Ne gariptir ki, taşıdığımız ve göğsümüzün dolu dolu olduğunu söylediğimiz imanın derli toplu, ilmî veya fikrî tanımını yapamadığımız gibi; onu tahkike çıkarıp geliştirmenin, yükseltmenin metodlarını da pek bildiğimiz söylenemez. Hâlâ, ulaşım vasıtasının at arabası ve savaş âletlerinin kılıç-ok olduğu devirlerdeki bilgi birikimiyle yapılan tanımlamalarla yetiniyoruz. İman ve şartları ise, çocuklarımıza Kur’ân kurslarında belletilip geçilen, imam-hatip liselerinde, İlahiyat fakültelerinde biraz daha tafsilatlı tekrarlanan bilgiler şeklinde öğretiliyor. İtiraf edelim ki, imanın ne olduğunu tam olarak bilemediğimiz gibi, güçlü bir imanın çalışma, ilim ve tefekkürle nasıl kazanılabileceğinin de pek farkında değiliz.
İmân yalnızca, dil ile “Kabul ediyorum, inanıyorum” sözünü seslendirip kalben kuru ikrardan ibâret midir?
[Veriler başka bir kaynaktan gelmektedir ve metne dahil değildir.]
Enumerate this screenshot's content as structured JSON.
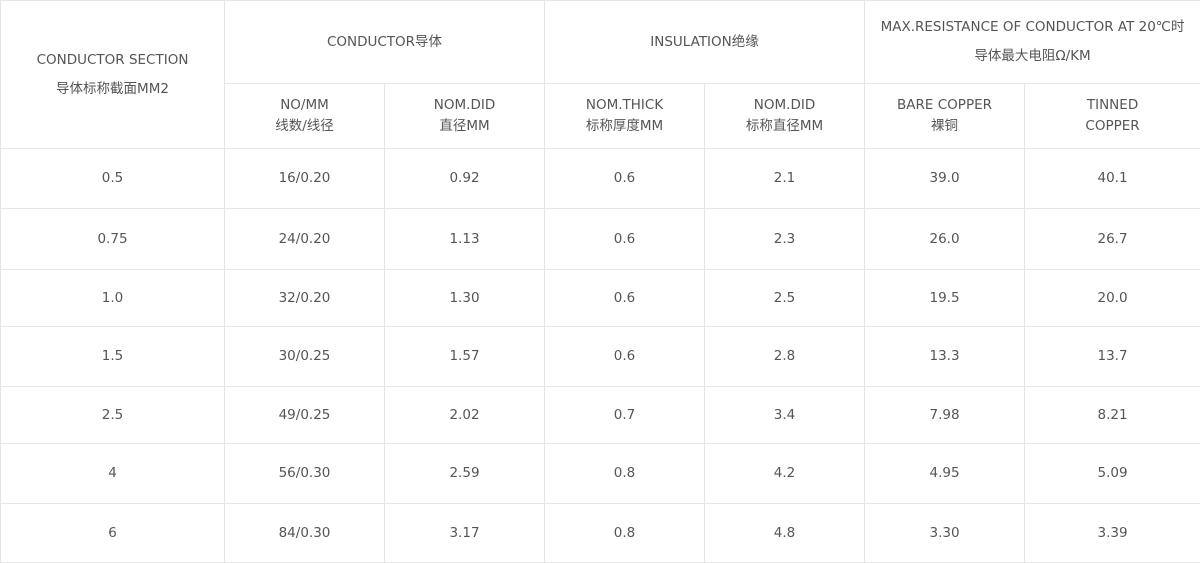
{
  "header": {
    "conductor_section": {
      "line1": "CONDUCTOR SECTION",
      "line2": "导体标称截面MM2"
    },
    "conductor": "CONDUCTOR导体",
    "insulation": "INSULATION绝缘",
    "max_resistance": {
      "line1": "MAX.RESISTANCE OF CONDUCTOR AT 20℃时",
      "line2": "导体最大电阻Ω/KM"
    },
    "sub": {
      "no_mm": {
        "line1": "NO/MM",
        "line2": "线数/线径"
      },
      "nom_did_conductor": {
        "line1": "NOM.DID",
        "line2": "直径MM"
      },
      "nom_thick": {
        "line1": "NOM.THICK",
        "line2": "标称厚度MM"
      },
      "nom_did_insulation": {
        "line1": "NOM.DID",
        "line2": "标称直径MM"
      },
      "bare_copper": {
        "line1": "BARE COPPER",
        "line2": "裸铜"
      },
      "tinned_copper": {
        "line1": "TINNED",
        "line2": "COPPER"
      }
    }
  },
  "rows": [
    [
      "0.5",
      "16/0.20",
      "0.92",
      "0.6",
      "2.1",
      "39.0",
      "40.1"
    ],
    [
      "0.75",
      "24/0.20",
      "1.13",
      "0.6",
      "2.3",
      "26.0",
      "26.7"
    ],
    [
      "1.0",
      "32/0.20",
      "1.30",
      "0.6",
      "2.5",
      "19.5",
      "20.0"
    ],
    [
      "1.5",
      "30/0.25",
      "1.57",
      "0.6",
      "2.8",
      "13.3",
      "13.7"
    ],
    [
      "2.5",
      "49/0.25",
      "2.02",
      "0.7",
      "3.4",
      "7.98",
      "8.21"
    ],
    [
      "4",
      "56/0.30",
      "2.59",
      "0.8",
      "4.2",
      "4.95",
      "5.09"
    ],
    [
      "6",
      "84/0.30",
      "3.17",
      "0.8",
      "4.8",
      "3.30",
      "3.39"
    ]
  ]
}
Yoksa dimağımızın merhalelerinde yoğrulan ve bilgi boyutlarında oluşan muhteşem bir güç kaynağı mıdır? “İnanıyorum!” sözü olsa olsa, taklidî bir imanın tanımı olabilir. Akıl, kalb, vicdan ve ilim ile irtibatlı; insana, duygularına, kâinata, eşyaya, olaylara bir anlam yükleme ve yüce bir anlam kazandırma olan İslâm imânıyla, pratikten kopmuş sâir inançları karıştırmamak gerekir.
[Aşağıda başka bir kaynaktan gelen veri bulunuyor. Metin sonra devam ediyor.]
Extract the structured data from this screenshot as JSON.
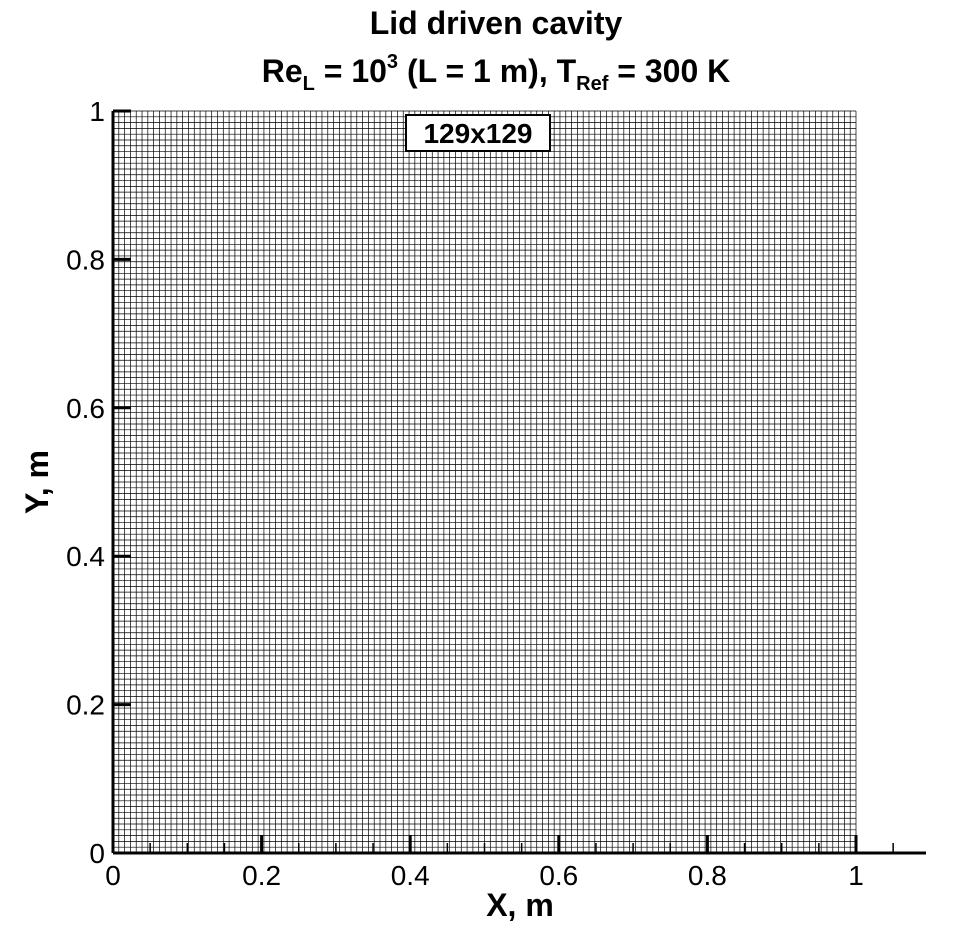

Kur’ân, “Ey iman edenler! Allah’a, Peygamberine, indirdiği kitaba ve daha önce indirdiği kitaba iman edin. Kim Allah’ı, meleklerini, kitaplarını, peygamberlerini ve ahiret gününü inkâr ederse derin bir sapıklığa düşmüş olur”1 şeklinde uyarır bizi. Birinci cümlenin başlangıcı ile, ikinci cümlenin sonuna dikkat edilirse, “Ey iman edenler! İman edin” şeklinde vurgu yaptığı görülecektir. Bu iki kelime nasıl telif edilebilir? İnanan kimseye “mü’min, Müslüman” dendiğine göre, bu âyetin “Ey iman edenler! İmân ediniz!” diye vurgu yapmasının bir inceliği olması gerekir. Mü’minleri gerçek, tahkikî imâna yöneltmek, onları taklitten kurtarıp “gerçek imân”ı kazandırmak için tahşidât olduğu gayet açık değil mi?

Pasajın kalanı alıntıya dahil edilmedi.